I. Currency Trading
There are usually two ways to obtain digital currencies such as BTC, mining and purchasing. Currency trading is a way to buy digital currency.
Currency trading is also known as spot trading, which refers to the purchase of other types of digital currencies by users using a certain digital currency as the unit of valuation. For example, in the BTC/USDT trading pair, users buy and sell BTC with USDT as the pricing unit.
Among the many digital currencies, BTC, ETH, USDT are the most commonly used digital currencies to exchange for other currencies, which forms the BTC, ETH, USDT trading area of the trading platform. The Bibox currency trading main board area is currently divided into four trading areas: BTC, ETH, USDT and BIX (Bibox's platform currency).
Enter the currency trading area
II. Margin Trading
Leveraged trading is a supplement to currency trading. Users use their own funds as a margin, and borrow N times the margin from the platform as the principal for investment. Therefore, leverage is also called a margin trading system. In this process, users need to make repayments based on the number of loans, interest rates, and time. The calculation method is simple interest.

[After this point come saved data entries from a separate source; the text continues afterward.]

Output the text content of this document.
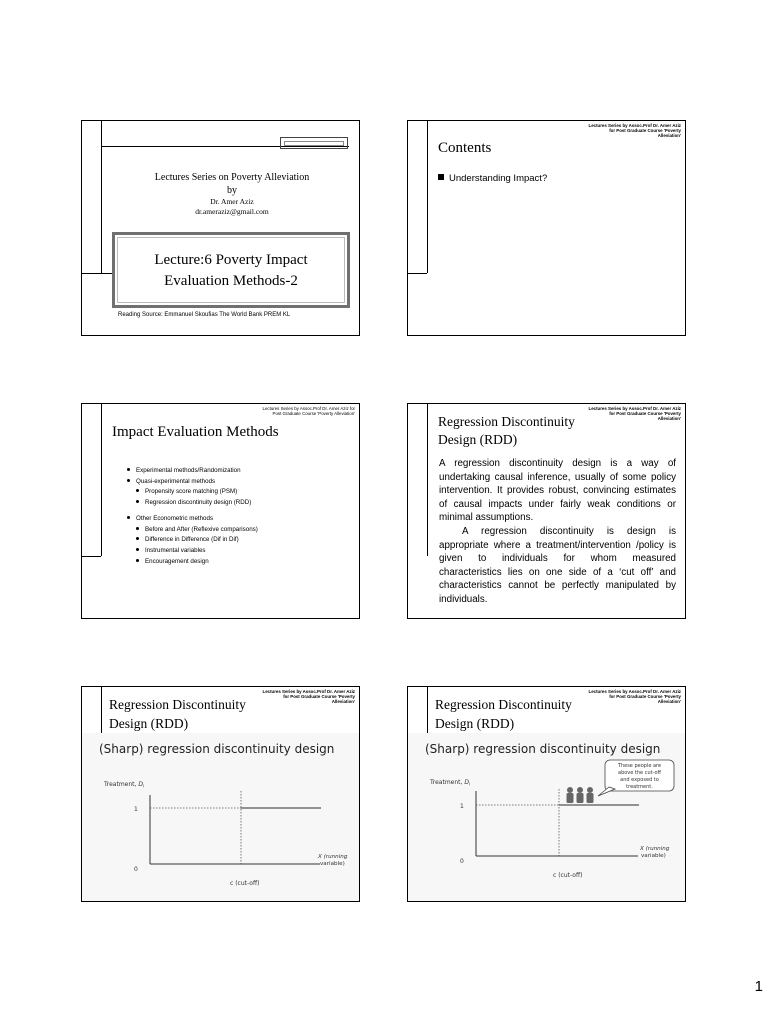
Lectures Series on Poverty Alleviation
by
Dr. Amer Aziz
dr.ameraziz@gmail.com
Lecture:6 Poverty Impact
Evaluation Methods-2
Reading Source: Emmanuel Skoufias The World Bank PREM KL
Lectures Series by Assoc.Prof Dr. Amer Aziz for Post Graduate Course 'Poverty Alleviation'
Contents
Understanding Impact?
Lectures Series by Assoc.Prof Dr. Amer Aziz for Post Graduate Course 'Poverty Alleviation'
Impact Evaluation Methods
Experimental methods/Randomization
Quasi-experimental methods
Propensity score matching (PSM)
Regression discontinuity design (RDD)
Other Econometric methods
Before and After (Reflexive comparisons)
Difference in Difference (Dif in Dif)
Instrumental variables
Encouragement design
Lectures Series by Assoc.Prof Dr. Amer Aziz for Post Graduate Course 'Poverty Alleviation'
Regression Discontinuity
Design (RDD)

A regression discontinuity design is a way of undertaking causal inference, usually of some policy intervention. It provides robust, convincing estimates of causal impacts under fairly weak conditions or minimal assumptions.

A regression discontinuity is design is appropriate where a treatment/intervention /policy is given to individuals for whom measured characteristics lies on one side of a ‘cut off’ and characteristics cannot be perfectly manipulated by individuals.

Lectures Series by Assoc.Prof Dr. Amer Aziz for Post Graduate Course 'Poverty Alleviation'
Regression Discontinuity
Design (RDD)
(Sharp) regression discontinuity design
Treatment, $D_i$
1
0
X (running
variable)
c (cut-off)
Lectures Series by Assoc.Prof Dr. Amer Aziz for Post Graduate Course 'Poverty Alleviation'
Regression Discontinuity
Design (RDD)
(Sharp) regression discontinuity design
Treatment, $D_i$
1
0
These people are
above the cut-off
and exposed to
treatment.
X (running
variable)
c (cut-off)
1
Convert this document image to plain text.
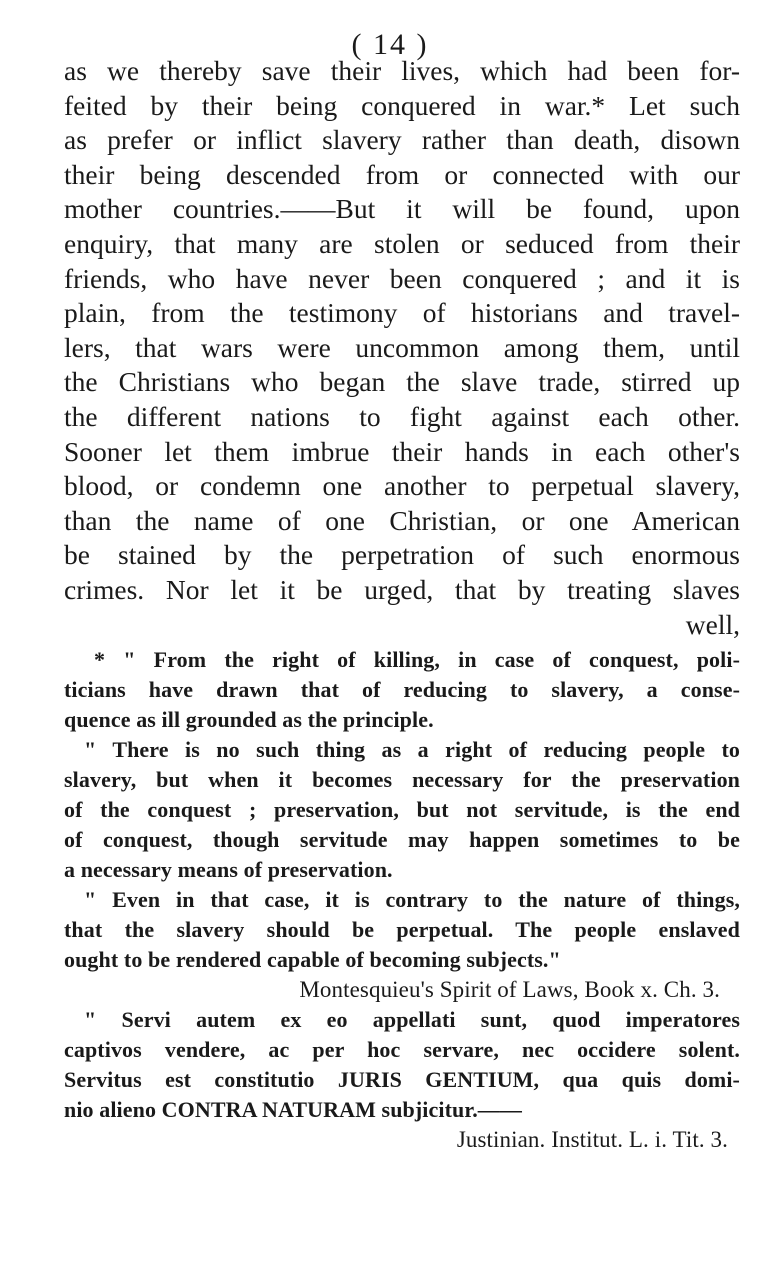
( 14 )
as we thereby save their lives, which had been for-
feited by their being conquered in war.* Let such
as prefer or inflict slavery rather than death, disown
their being descended from or connected with our
mother countries.——But it will be found, upon
enquiry, that many are stolen or seduced from their
friends, who have never been conquered ; and it is
plain, from the testimony of historians and travel-
lers, that wars were uncommon among them, until
the Christians who began the slave trade, stirred up
the different nations to fight against each other.
Sooner let them imbrue their hands in each other's
blood, or condemn one another to perpetual slavery,
than the name of one Christian, or one American
be stained by the perpetration of such enormous
crimes. Nor let it be urged, that by treating slaves
well,
* " From the right of killing, in case of conquest, poli-
ticians have drawn that of reducing to slavery, a conse-
quence as ill grounded as the principle.
" There is no such thing as a right of reducing people to
slavery, but when it becomes necessary for the preservation
of the conquest ; preservation, but not servitude, is the end
of conquest, though servitude may happen sometimes to be
a necessary means of preservation.
" Even in that case, it is contrary to the nature of things,
that the slavery should be perpetual. The people enslaved
ought to be rendered capable of becoming subjects."
Montesquieu's Spirit of Laws, Book x. Ch. 3.
" Servi autem ex eo appellati sunt, quod imperatores
captivos vendere, ac per hoc servare, nec occidere solent.
Servitus est constitutio JURIS GENTIUM, qua quis domi-
nio alieno CONTRA NATURAM subjicitur.——
Justinian. Institut. L. i. Tit. 3.
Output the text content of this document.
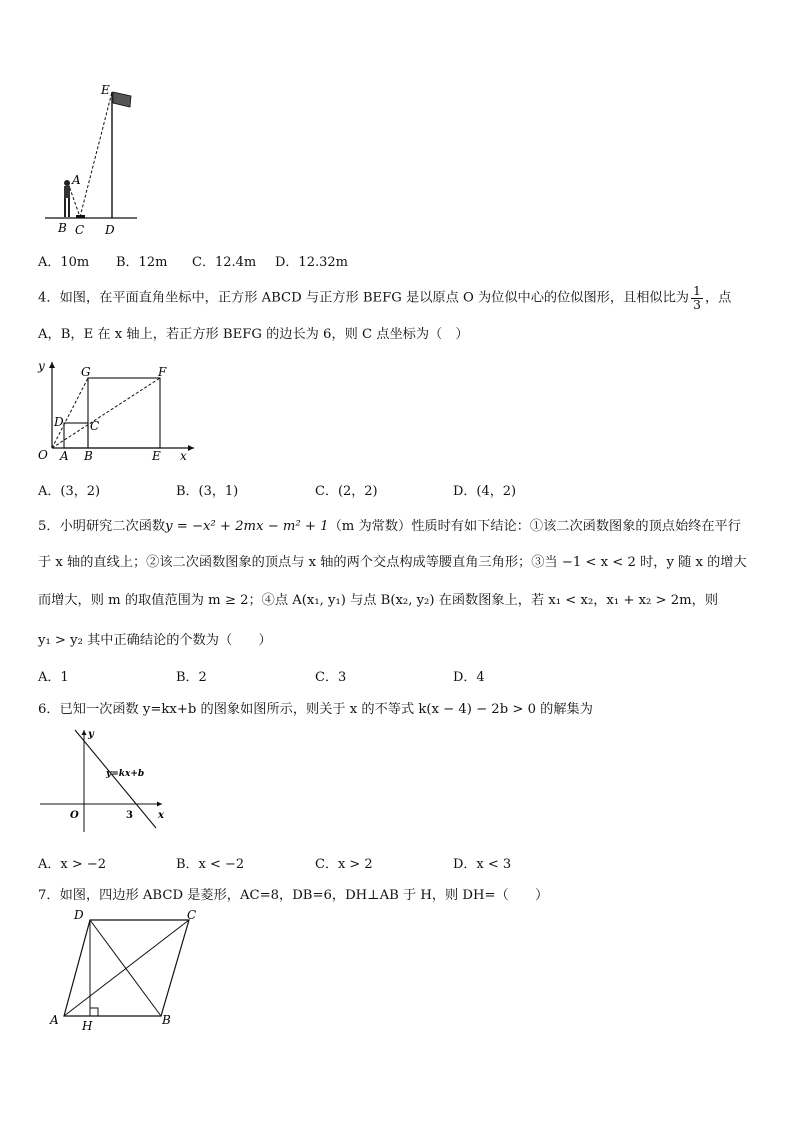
E
A
B C D
A．10m B．12m C．12.4m D．12.32m
4．如图，在平面直角坐标中，正方形 ABCD 与正方形 BEFG 是以原点 O 为位似中心的位似图形，且相似比为 $\frac{1}{3}$ ，点
A，B，E 在 x 轴上，若正方形 BEFG 的边长为 6，则 C 点坐标为（　）
y	G	F
D C
O A B	E x
A．(3，2)	B．(3，1)	C．(2，2)	D．(4，2)
5．小明研究二次函数y = −x² + 2mx − m² + 1（m 为常数）性质时有如下结论：①该二次函数图象的顶点始终在平行
于 x 轴的直线上；②该二次函数图象的顶点与 x 轴的两个交点构成等腰直角三角形；③当 −1 < x < 2 时，y 随 x 的增大
而增大，则 m 的取值范围为 m ≥ 2；④点 A(x₁, y₁) 与点 B(x₂, y₂) 在函数图象上，若 x₁ < x₂，x₁ + x₂ > 2m，则
y₁ > y₂ 其中正确结论的个数为（　　）
A．1	B．2	C．3	D．4
6．已知一次函数 y=kx+b 的图象如图所示，则关于 x 的不等式 k(x − 4) − 2b > 0 的解集为
y
y=kx+b
O	3	x
A．x > −2	B．x < −2	C．x > 2	D．x < 3
7．如图，四边形 ABCD 是菱形，AC=8，DB=6，DH⊥AB 于 H，则 DH=（　　）
D	C
A H	B
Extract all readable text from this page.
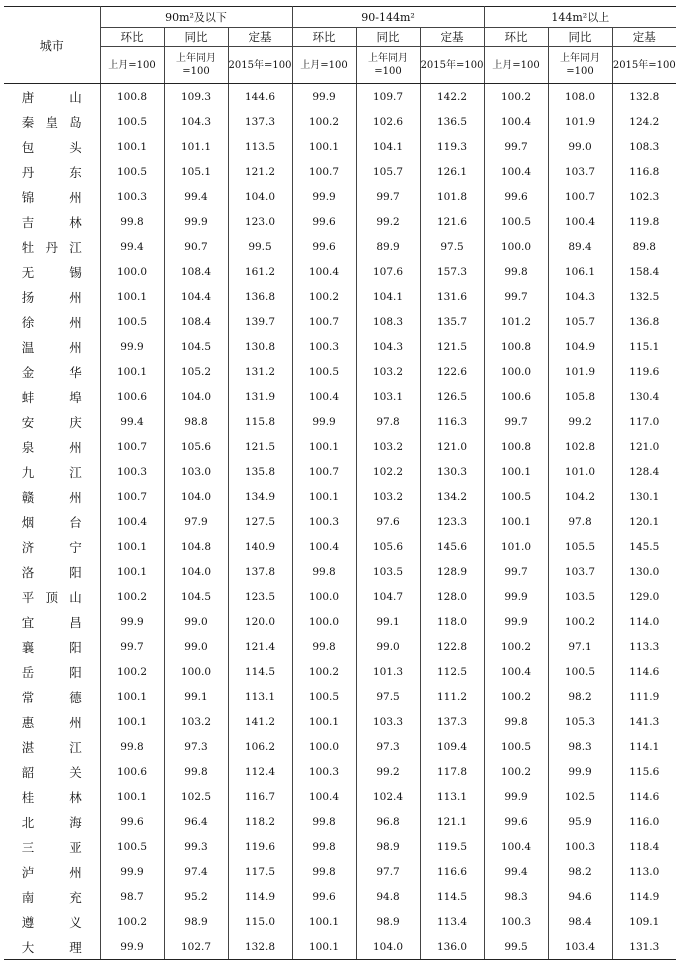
城市	90m²及以下			90-144m²			144m²以上		
	环比	同比	定基	环比	同比	定基	环比	同比	定基
	上月=100	上年同月=100	2015年=100	上月=100	上年同月=100	2015年=100	上月=100	上年同月=100	2015年=100
唐山	100.8	109.3	144.6	99.9	109.7	142.2	100.2	108.0	132.8
秦皇岛	100.5	104.3	137.3	100.2	102.6	136.5	100.4	101.9	124.2
包头	100.1	101.1	113.5	100.1	104.1	119.3	99.7	99.0	108.3
丹东	100.5	105.1	121.2	100.7	105.7	126.1	100.4	103.7	116.8
锦州	100.3	99.4	104.0	99.9	99.7	101.8	99.6	100.7	102.3
吉林	99.8	99.9	123.0	99.6	99.2	121.6	100.5	100.4	119.8
牡丹江	99.4	90.7	99.5	99.6	89.9	97.5	100.0	89.4	89.8
无锡	100.0	108.4	161.2	100.4	107.6	157.3	99.8	106.1	158.4
扬州	100.1	104.4	136.8	100.2	104.1	131.6	99.7	104.3	132.5
徐州	100.5	108.4	139.7	100.7	108.3	135.7	101.2	105.7	136.8
温州	99.9	104.5	130.8	100.3	104.3	121.5	100.8	104.9	115.1
金华	100.1	105.2	131.2	100.5	103.2	122.6	100.0	101.9	119.6
蚌埠	100.6	104.0	131.9	100.4	103.1	126.5	100.6	105.8	130.4
安庆	99.4	98.8	115.8	99.9	97.8	116.3	99.7	99.2	117.0
泉州	100.7	105.6	121.5	100.1	103.2	121.0	100.8	102.8	121.0
九江	100.3	103.0	135.8	100.7	102.2	130.3	100.1	101.0	128.4
赣州	100.7	104.0	134.9	100.1	103.2	134.2	100.5	104.2	130.1
烟台	100.4	97.9	127.5	100.3	97.6	123.3	100.1	97.8	120.1
济宁	100.1	104.8	140.9	100.4	105.6	145.6	101.0	105.5	145.5
洛阳	100.1	104.0	137.8	99.8	103.5	128.9	99.7	103.7	130.0
平顶山	100.2	104.5	123.5	100.0	104.7	128.0	99.9	103.5	129.0
宜昌	99.9	99.0	120.0	100.0	99.1	118.0	99.9	100.2	114.0
襄阳	99.7	99.0	121.4	99.8	99.0	122.8	100.2	97.1	113.3
岳阳	100.2	100.0	114.5	100.2	101.3	112.5	100.4	100.5	114.6
常德	100.1	99.1	113.1	100.5	97.5	111.2	100.2	98.2	111.9
惠州	100.1	103.2	141.2	100.1	103.3	137.3	99.8	105.3	141.3
湛江	99.8	97.3	106.2	100.0	97.3	109.4	100.5	98.3	114.1
韶关	100.6	99.8	112.4	100.3	99.2	117.8	100.2	99.9	115.6
桂林	100.1	102.5	116.7	100.4	102.4	113.1	99.9	102.5	114.6
北海	99.6	96.4	118.2	99.8	96.8	121.1	99.6	95.9	116.0
三亚	100.5	99.3	119.6	99.8	98.9	119.5	100.4	100.3	118.4
泸州	99.9	97.4	117.5	99.8	97.7	116.6	99.4	98.2	113.0
南充	98.7	95.2	114.9	99.6	94.8	114.5	98.3	94.6	114.9
遵义	100.2	98.9	115.0	100.1	98.9	113.4	100.3	98.4	109.1
大理	99.9	102.7	132.8	100.1	104.0	136.0	99.5	103.4	131.3
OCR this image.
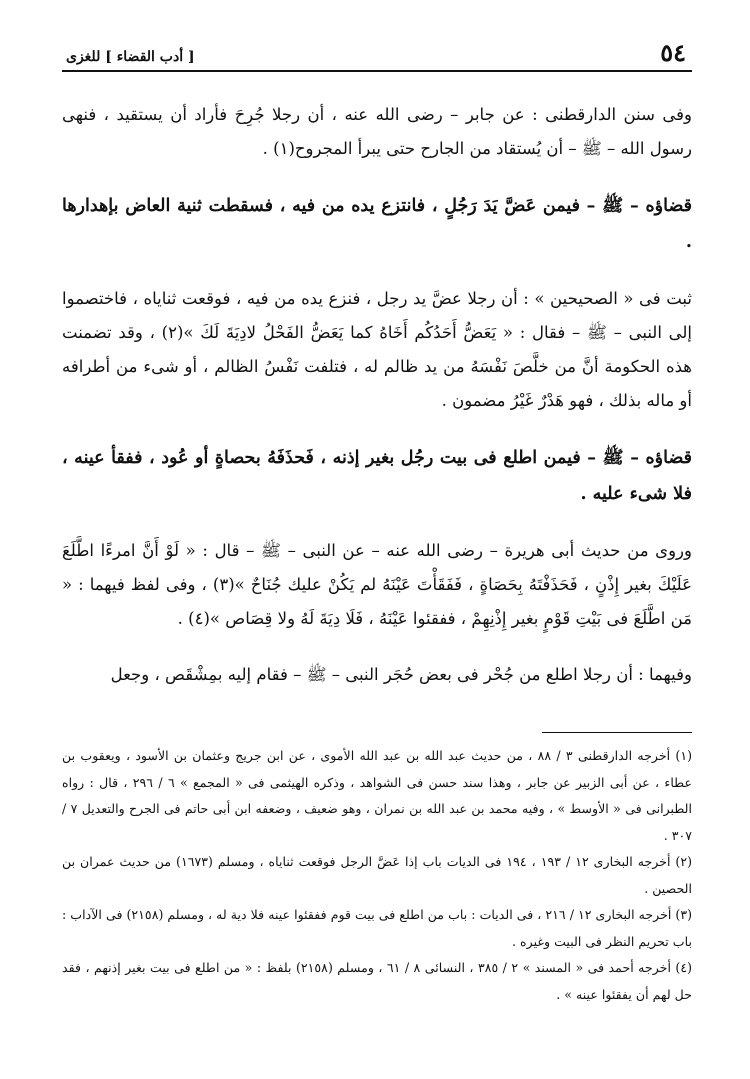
٥٤
[ أدب القضاء ] للغزى

وفى سنن الدارقطنى : عن جابر – رضى الله عنه ، أن رجلا جُرِحَ فأراد أن يستقيد ، فنهى رسول الله – ﷺ – أن يُستقاد من الجارح حتى يبرأ المجروح(١) .

قضاؤه – ﷺ – فيمن عَضَّ يَدَ رَجُلٍ ، فانتزع يده من فيه ، فسقطت ثنية العاض بإهدارها .

ثبت فى « الصحيحين » : أن رجلا عضَّ يد رجل ، فنزع يده من فيه ، فوقعت ثناياه ، فاختصموا إلى النبى – ﷺ – فقال : « يَعَضُّ أَحَدُكُم أَخَاهُ كما يَعَضُّ الفَحْلُ لادِيَةَ لَكَ »(٢) ، وقد تضمنت هذه الحكومة أنَّ من خلَّصَ نَفْسَهُ من يد ظالم له ، فتلفت نَفْسُ الظالم ، أو شىء من أطرافه أو ماله بذلك ، فهو هَدْرٌ غَيْرُ مضمون .

قضاؤه – ﷺ – فيمن اطلع فى بيت رجُل بغير إذنه ، فَحذَفَهُ بحصاةٍ أو عُود ، ففقأ عينه ، فلا شىء عليه .

وروى من حديث أبى هريرة – رضى الله عنه – عن النبى – ﷺ – قال : « لَوْ أَنَّ امرءًا اطَّلَعَ عَلَيْكَ بغير إِذْنٍ ، فَحَذَفْتَهُ بِحَصَاةٍ ، فَفَقَأْتَ عَيْنَهُ لم يَكُنْ عليك جُنَاحٌ »(٣) ، وفى لفظ فيهما : « مَن اطَّلَعَ فى بَيْتِ قَوْمٍ بغير إِذْنِهِمْ ، ففقئوا عَيْنَهُ ، فَلَا دِيَةَ لَهُ ولا قِصَاص »(٤) .

وفيهما : أن رجلا اطلع من جُحْر فى بعض حُجَر النبى – ﷺ – فقام إليه بمِشْقَص ، وجعل

(١) أخرجه الدارقطنى ٣ / ٨٨ ، من حديث عبد الله بن عبد الله الأموى ، عن ابن جريج وعثمان بن الأسود ، ويعقوب بن عطاء ، عن أبى الزبير عن جابر ، وهذا سند حسن فى الشواهد ، وذكره الهيثمى فى « المجمع » ٦ / ٢٩٦ ، قال : رواه الطبرانى فى « الأوسط » ، وفيه محمد بن عبد الله بن نمران ، وهو ضعيف ، وضعفه ابن أبى حاتم فى الجرح والتعديل ٧ / ٣٠٧ .

(٢) أخرجه البخارى ١٢ / ١٩٣ ، ١٩٤ فى الديات باب إذا عَضَّ الرجل فوقعت ثناياه ، ومسلم (١٦٧٣) من حديث عمران بن الحصين .

(٣) أخرجه البخارى ١٢ / ٢١٦ ، فى الديات : باب من اطلع فى بيت قوم ففقئوا عينه فلا دية له ، ومسلم (٢١٥٨) فى الآداب : باب تحريم النظر فى البيت وغيره .

(٤) أخرجه أحمد فى « المسند » ٢ / ٣٨٥ ، النسائى ٨ / ٦١ ، ومسلم (٢١٥٨) بلفظ : « من اطلع فى بيت بغير إذنهم ، فقد حل لهم أن يفقئوا عينه » .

Leveraged trading will also be accompanied by the concept of leverage. The 10 times leverage we often say is to magnify your own funds by 10 times to earn income. The higher the leverage, the less margin users need to pay and the higher the profit. In contrast, the risks that need to be taken are correspondingly higher.
Currency transactions only use own funds to operate, you can only buy at a low price first, and then sell at a high price after the currency price rises (that is, go long). Therefore, currency trading will be silent when encountering a bear market.
Compared with currency trading, leveraged trading can not only buy first and then sell, but also sell first and buy: borrow the currency and sell it, and after the currency price drops, buy it back (ie short). So leveraged trading bears can also be profitable.
III. Contract Trading
Contract trading is a kind of financial derivatives, which is a transaction relative to the spot market. Users can determine the ups and downs in futures contract transactions, choose to buy long or sell short contracts, to obtain benefits from price increases or decreases. Like leveraged trading, it can also use leverage multiples to expand returns.
Investors often use contract trading for hedging, that is, buying and selling contracts with the same variety and quantity as the spot, but in the opposite direction, using the profit of one market to make up for the loss of the other market to avoid the uncertain risk brought by price fluctuations in the spot market .
According to different delivery methods, contracts can be divided into perpetual contracts and fixed-term contracts. Perpetual contracts have no expiry date or settlement date. As long as the margin is sufficient, users can hold them forever. The fixed-term contract has a fixed delivery date, such as: current week contract, next week contract and quarterly contract.
Bibox currently provides perpetual contract services, and Bibox perpetual contracts have their own characteristics and rules:
- Using USDT pricing: no need for mutual exchange between various currencies, eliminating the trouble and loss caused by currency exchange;
- Use index prices to anchor liquidation, effectively reducing the risk of liquidation;
- You can freely choose the leverage multiple and the mode of full position and position by position, and the leverage can be adjusted twice after opening a position;
- Settlement at any time, withdrawal at any time: real-time withdrawal after closing the position, the efficiency of capital use is higher;
- Provide contract documentary services, users can choose experienced traders to copy their operations with one click and earn profits easily.